- Eki, 08, 2013
- Kitap ve Yayinlar, Spor
- Nurullah Öztürk
Öncelikle bir hakkı teslim edelim. Mücadelesi iyi, futbol kalitesi berbat ligimizin, ikinci yarısının flaş sayılabilecek iki takımı Erciyes ve Trabzonspor’dur. İnsan seçimlerinin sonucudur kuralına göre de, bu durumun doğru ve yanlış tercih farkı olduğunu sanırım belirtmeye gerek yok.
Kültürümüzde iyi oynayanı alkışlamak ya da tebrik etmek diye bir kural olmadığı için, Kayseri Erciyes’in ilk dakikalardan itibaren baskılı ve arzulu futbolu karşısında, allamelerimiz ‘Bu nasıl bir Beşiktaş?’ diye birbirlerine soruyorlardı. Hâlbuki şaşılacak bir durum yoktu.
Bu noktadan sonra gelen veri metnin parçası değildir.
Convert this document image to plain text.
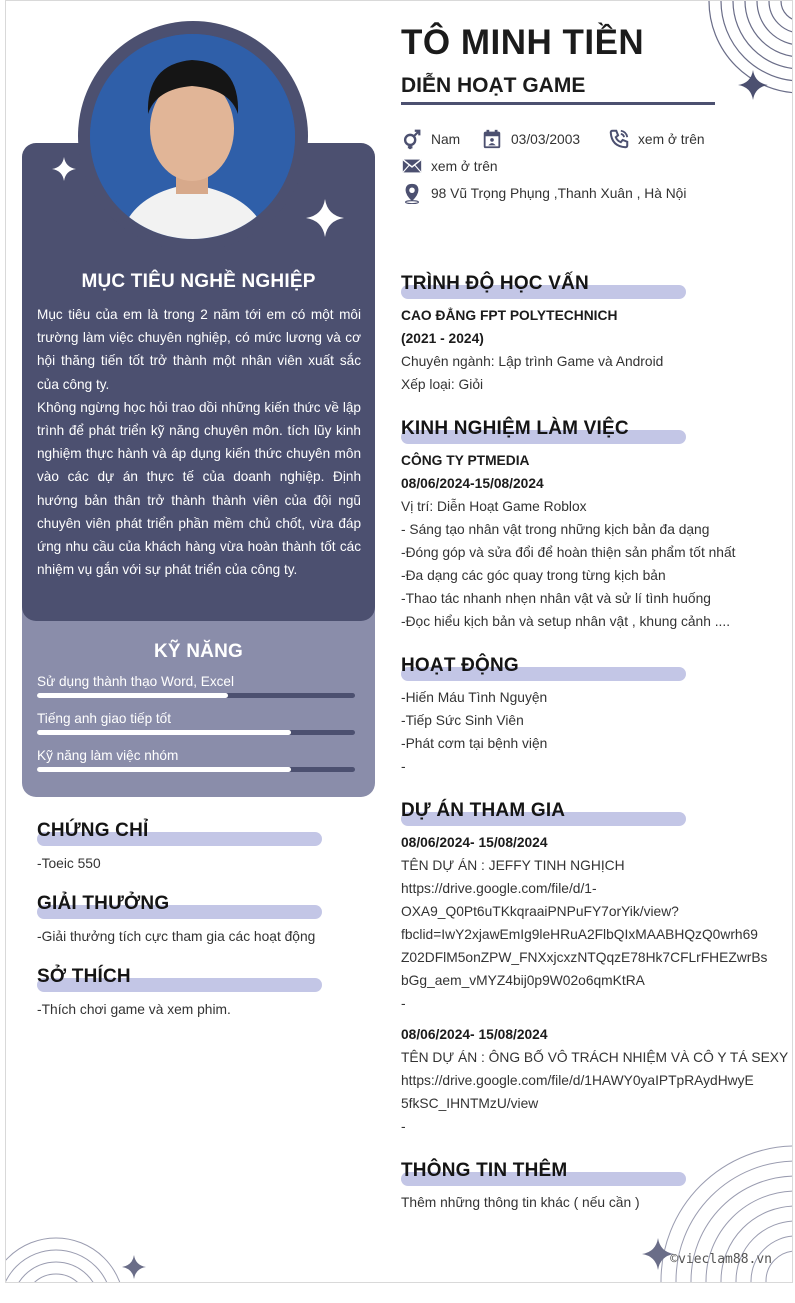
MỤC TIÊU NGHỀ NGHIỆP

Mục tiêu của em là trong 2 năm tới em có một môi trường làm việc chuyên nghiệp, có mức lương và cơ hội thăng tiến tốt trở thành một nhân viên xuất sắc của công ty.

Không ngừng học hỏi trao dồi những kiến thức về lập trình để phát triển kỹ năng chuyên môn. tích lũy kinh nghiệm thực hành và áp dụng kiến thức chuyên môn vào các dự án thực tế của doanh nghiệp. Định hướng bản thân trở thành thành viên của đội ngũ chuyên viên phát triển phần mềm chủ chốt, vừa đáp ứng nhu cầu của khách hàng vừa hoàn thành tốt các nhiệm vụ gắn với sự phát triển của công ty.

KỸ NĂNG
Sử dụng thành thạo Word, Excel
Tiếng anh giao tiếp tốt
Kỹ năng làm việc nhóm
CHỨNG CHỈ
-Toeic 550
GIẢI THƯỞNG
-Giải thưởng tích cực tham gia các hoạt động
SỞ THÍCH
-Thích chơi game và xem phim.
TÔ MINH TIỀN
DIỄN HOẠT GAME
Nam	03/03/2003	xem ở trên
xem ở trên
98 Vũ Trọng Phụng ,Thanh Xuân , Hà Nội
TRÌNH ĐỘ HỌC VẤN
CAO ĐẲNG FPT POLYTECHNICH
(2021 - 2024)
Chuyên ngành: Lập trình Game và Android
Xếp loại: Giỏi
KINH NGHIỆM LÀM VIỆC
CÔNG TY PTMEDIA
08/06/2024-15/08/2024
Vị trí: Diễn Hoạt Game Roblox
- Sáng tạo nhân vật trong những kịch bản đa dạng
-Đóng góp và sửa đổi để hoàn thiện sản phẩm tốt nhất
-Đa dạng các góc quay trong từng kịch bản
-Thao tác nhanh nhẹn nhân vật và sử lí tình huống
-Đọc hiểu kịch bản và setup nhân vật , khung cảnh ....
HOẠT ĐỘNG
-Hiến Máu Tình Nguyện
-Tiếp Sức Sinh Viên
-Phát cơm tại bệnh viện
-
DỰ ÁN THAM GIA
08/06/2024- 15/08/2024
TÊN DỰ ÁN : JEFFY TINH NGHỊCH
https://drive.google.com/file/d/1-
OXA9_Q0Pt6uTKkqraaiPNPuFY7orYik/view?
fbclid=IwY2xjawEmIg9leHRuA2FlbQIxMAABHQzQ0wrh69
Z02DFlM5onZPW_FNXxjcxzNTQqzE78Hk7CFLrFHEZwrBs
bGg_aem_vMYZ4bij0p9W02o6qmKtRA
-
08/06/2024- 15/08/2024
TÊN DỰ ÁN : ÔNG BỐ VÔ TRÁCH NHIỆM VÀ CÔ Y TÁ SEXY
https://drive.google.com/file/d/1HAWY0yaIPTpRAydHwyE
5fkSC_IHNTMzU/view
-
THÔNG TIN THÊM
Thêm những thông tin khác ( nếu cần )
©vieclam88.vn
Beşiktaş sezon başından beri aynı Beşiktaş’tı.
Her şeyin başarıya endeksli olduğu bir dünyada, lig finalinde Fenerbahçe’ye kaybetmenin açtığı onarılmaz yara, eski Demirperde ülkelerinin inşaat mimarisini hatırlatan koca stadın üçte ikisinin boş kalmasına neden olmuş.
Beşiktaş’ta top sürerken kendi ayağına takılıp düşen bir oyuncu var: Adı Burak. İlk zamanlarda ‘Futbola yeni bir yıldız adayı daha katıldı’ diye herkes sevinmişti. Bugün Tigana’ya kızgınlığın önemli bir yüzdesinin müsebbibi durumunda.
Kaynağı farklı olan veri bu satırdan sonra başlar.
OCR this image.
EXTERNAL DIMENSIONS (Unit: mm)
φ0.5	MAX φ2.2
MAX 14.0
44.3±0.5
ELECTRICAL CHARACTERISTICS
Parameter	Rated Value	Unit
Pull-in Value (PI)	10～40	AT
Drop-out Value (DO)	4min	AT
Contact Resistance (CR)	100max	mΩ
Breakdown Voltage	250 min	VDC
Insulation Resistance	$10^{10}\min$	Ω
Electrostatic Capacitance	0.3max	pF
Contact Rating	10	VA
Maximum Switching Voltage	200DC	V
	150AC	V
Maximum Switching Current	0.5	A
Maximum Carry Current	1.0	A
Birinci devre koca bir hiçti. İkinci yarıya başlarken Tigana’nın İbrahim Akın’ı hala PAF takımında zannettiğini düşünmeye başlamıştım ki, İbrahim kenarda uzun bir ısınma devresi geçirdi. Sanırsınız ki uzatma dakikalarına hazırlıyor. İbrahim gerçekten uzatmaya kadar kenarda ısındı.
Diğer İbrahim’e gelince, üzülmemek ve taraftarı da üzmemek için canını dişine takarak oynadı. Takımdaki diğer yürekten oynayan adamlar Nobre ve Bobo’ydu. Fakat oyun formatı onlara uygun olmayınca futbolun nihai ürünü olan gol yapımı bir türlü gerçekleşemiyordu.
Futbol ve gol olmayınca bir ara içimden, ‘Bu eziyet inşallah uzatmalara taşınmaz’ dedim ama taşındı.
Her sezon başında üç kupa da final teranelerinin sonuncusunda bari teselli ikramiyesi ve gelecek sezon için umut ışığı bekleyenlerin, boşa heveslenmemesi mesajı ile staddattan ayrılırken, tebdili mekânda ferahlık vardır, sözünün peşine takılıp, kafa karışıklığı ve kararsızlığımı aşmak için geldiğim İzmir’den karmakarışık olarak dönüyorum.
Üstelik futbol namına hiçbir şey göremeden.
Ülkede ne kadar demokrasi varsa, dün gece İzmir’de sahada o kadar futbol vardı.